[Coco] Linville's ramblings on assembly vs machine code

Gene Heskett gheskett at shentel.net
Mon Jul 10 10:02:16 EDT 2017


On Monday 10 July 2017 04:24:42 RETRO Innovations wrote:

> On 7/10/2017 1:20 AM, Dave Philipsen wrote:
> > Ok, so the list seems rather quiet so I'll try to stir the pot a bit
> > here.  On the CoCo Crew Podcast John Linville rambled on for about
> > nine minutes telling us how machine code is essentially the same as
> > assembler and there's no reason to even try to learn it as it's
> > simply a different (and more difficult) way of 'saying' the same
> > thing.
>
> I was surprised it merited a segment on the show.  The attempt to show
> the debate "a distinction without a difference" seemed itself "a
> distinction without a difference" :-).
>
> I know quite a few developers, and I've never heard of this debate. I
> think developers do make a distinction between ML and ASM, because
> there are times, as you note, when you're not in front of an
> assembler, and you need to make changes.  And, there are times when
> knowing how the code will assemble into opcodes allows finer control
> over the resulting program.  So, to distinguish the two ways of
> looking at the code, we use ML and ASM.
>
> I think a more apt analogy is scientific names for plants.  Noone goes
> around complaining about /*Taraxacum officinale */in people's yard,
> but lots of folks either love or hate a yard full of common
> dandelions. Still, knowing the common plant's scientific name allows
> one to crossmatch it with similar plants in other countries, whereas
> the word dandelion loses the distinction.  Only stuck-up scientists go
> around chastising people who don't use the scientific name, and we
> tend to ignore those folks and not invite them to parties.  But, if I
> got a rash from one, I'd for sure ask the scientist for the complete
> scientific name, so I could be sure I was researching/understanding
> the correct plant.
>
> Jim

I can't argue too strongly about it Jim, but would state that some of the 
first code I wrote was infinitely easier to write since the board in 
question had a native "hex monitor", but no assembler so I looked up the 
nemonic in the cpu's manual, and typed in, on a 16 key pad, the hex code 
to perform the action. And I wrote, for the RCA 1802, a very handy 
utility for commercial production at KRCR in Redding CA, a tool to add, 
a digital academy leader on a completed commercial tape, and lay down 
the audio tones that synchronized the series playback of those tapes so 
that a complete 4 or more commercial station break was initiated by a 
single button push. The finished utility could handle commercials from 
10 seconds to 2 minutes long, and made the maintenance of a professional 
looking tv station running on the starvation income of a market 160 or 
so station much easier to maintain.  And it all fit, with room to spare, 
in the $400 memory kits 4k of static ram, including the mapping of the 
digital characters to drive the display video. I still have a broadcast 
audio cart with 2 or 3 copies of that software, and a hand typed paper 
copy.

This was in late 1978.  The iceing on the cake was when I was in the 
neighborhood in 1995, I called the station, found the CE I was the ACE 
to was still there, and he confirmed that in 1995, they had yet to find 
something to replace it with that worked as well, so it was still in 
many times a day use. 17 years is a phenomenal lifetime for any piece of 
broadcast electronics with the exception of transmitters and towers.
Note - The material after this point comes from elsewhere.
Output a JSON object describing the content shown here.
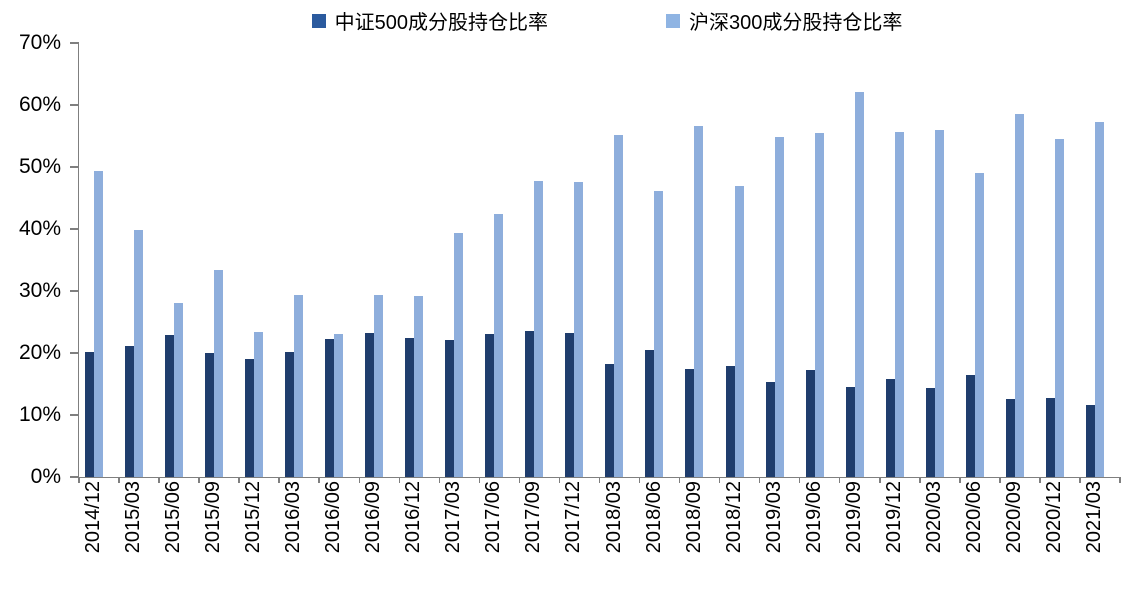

Transmitters, an expensive item, are generally maintained until a newer, 
more power efficient technology comes along, which essentially never 
happened in the vhf band, so the NTSC transmitter WDTV was using was 
made in the late 1950's saw nearly 50 years use when it was turned off 
for the last time at midnight June 30, 2008, signing on with a new hidef 
transmitter at 00:01 1 July 2008.

Cheers, Gene Heskett
-- 
"There are four boxes to be used in defense of liberty:
 soap, ballot, jury, and ammo. Please use in that order."